Your One & Only
Adrianne Finlay
For Jeremy
Chapter One
ALTHEA
Althea-310 waited for class to begin, sitting in a neat row with her nine sisters. They’d spent the morning on their floor of the Althea dorm twisting bright ribbons into their hair, and all ten of them had a different color winding through otherwise identical dark curls. Althea-310 had chosen lavender. Althea-316 had wanted lavender, so they’d agreed to draw sticks, but Althea-316 still scowled three seats away with her blue ribbon, even though it had all been fair and she didn’t have any reason to sulk like that. As the sisters casually communed while waiting for class to start and their emotions mingled together, Althea-316’s resentment threaded through them all like a faraway hum. A Gen-290 Althea had admonished them for inviting the conflict into their group, but Althea-310 overheard the older woman comment a few moments later how she’d secretly laughed about it all.
“They should use white, like our generation did,” she’d said. “It’d be so much simpler. I guess it’s something Altheas have to learn on their own. I just thought the Gen-310s would have it figured out by the time they were fifteen. We certainly knew better.”
Althea-310 didn’t care what Altheas were supposed to learn. She liked the way the silky colors fell down her sisters’ backs, a rainbow in an otherwise boring classroom. Anyway, she felt pretty. Lavender really was nicer than blue.
The sisters’ nine faces all turned in Althea’s direction as they sensed the pride coming from her, and Althea-311 gave a small shake of her head, a silent warning. Althea clasped her hands together and focused on tamping the feeling down. It would only make things worse with Althea-316, and there were other things to worry about today besides ribbons.
Vispera’s town council had told the class there would be a test. They were to expect a visitor, someone who was part of a new research experiment that would make the three communities better. Though Althea had a hard time imagining that Vispera, or even the other two communities, could be any better than they were now.
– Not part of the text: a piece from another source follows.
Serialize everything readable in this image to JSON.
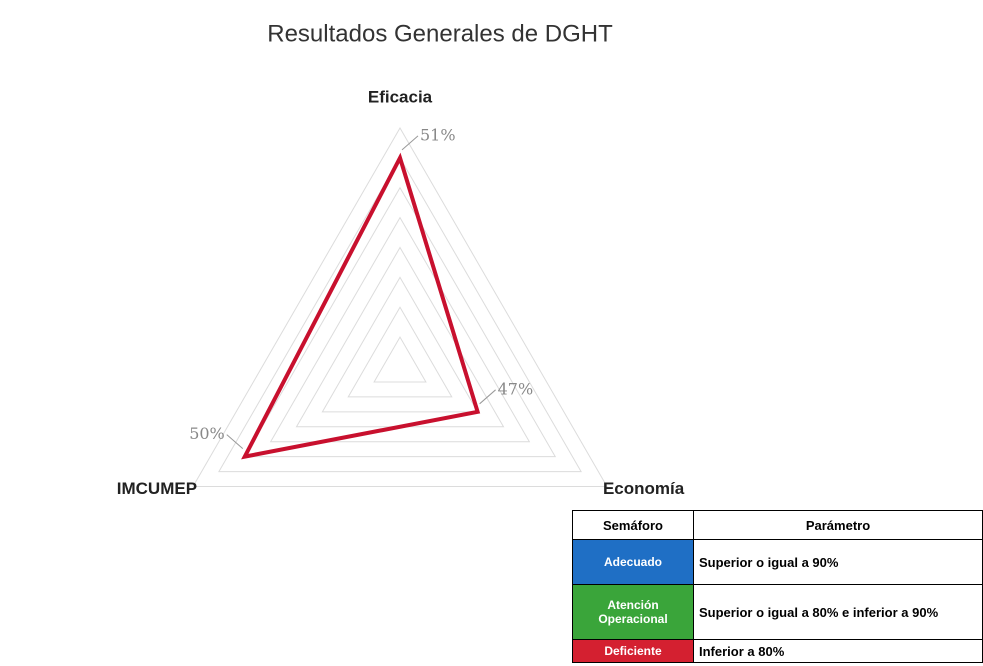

A Gen-290 Samuel walked in brusquely and put his books on the desk up front. It was Samuel-299, who wasn’t actually a teacher, but a Council member and also a doctor at the clinic. So the experiment to make the community better was something medical. That was odd, however, since genetic modification meant that, in three hundred years, no one in Vispera had ever had so much as a cold.
The Samuel’s gaze passed quickly over the ten Carson brothers in the back, their feet spread lazily in front of them, taking up as much room as possible. The younger versions of himself, the Gen-310 Samuels, filled the middle row. Then he took in the front row of Altheas, their posture straight and hands folded on their desks. He shook his head at the different colored ribbons in their hair, smiling absently.
“You Altheas,” he said. “Always up to something.” He fiddled with his books, acting strangely nervous for a Samuel. “I know the Council talked to you some about what we’re doing today,” he said, perching on the edge of the desk. “You need to meet someone. He’s going to be part of our class from now on, part of our community, and if things go well, you’ll see a lot more of him. Now, understand, you’ll find him . . . different. But I expect you all to behave and be polite.”
Althea had no idea who the Samuel would want them to meet. And what about the test? Althea had spent last night with her friend Nyla-313 quizzing each other on history, so a medical test would be a disaster.
Althea liked working with Nyla-313. Nyla was learning in the labs how to engineer clever little oranges spliced with wild seeds so they tasted of cinnamon, and she would bring her experiments to Althea for their study sessions. Also, the Nylas never teased Althea about the scar on her wrist, and Nyla-313 often told her she shouldn’t bother hiding it. But while Althea enjoyed the colored ribbons, she didn’t like her scar. When it wasn’t covered, the eyes of those in the community landed on the smooth line of white skin circling her wrist, and she hated how they’d inevitably say, “Oh, Althea-310,” as if all they needed to know about her was that she was the sister born with the defect, the one who’d needed a replacement hand grown separately in a limb tank. She used to wonder why she hadn’t been eliminated once it was discovered. It must have been apparent while she floated in the tanks, months before she was born. But it would have shown up too late to start creating another Althea. It had happened before, usually through accidental death, that a model’s generation had only nine people instead of ten, but it caused a lot of discontent, even some disruption. That must have been the reason she hadn’t been eliminated.
Now all the studying they’d done would be for nothing. This was all very unusual; they never strayed from the curriculum. Maybe Samuel-299 had brought in someone from one of the other communities, maybe from Copan or even all the way from Crooked Falls. Maybe even an Althea. Althea had always wondered how the Altheas in Crooked Falls might be different. Was their penmanship as elegant as the Vispera Altheas’? Did they cut their hair shoulder-length, like the Altheas in Copan? Maybe there was another Althea out there who was born with a defective right hand and also had a scar like the one around her wrist.
But it couldn’t be an Althea from Crooked Falls, of course. The Samuel had said him. It was probably just another Samuel, then. Althea sighed, realizing the ribbons were probably going to be the only real excitement of the day.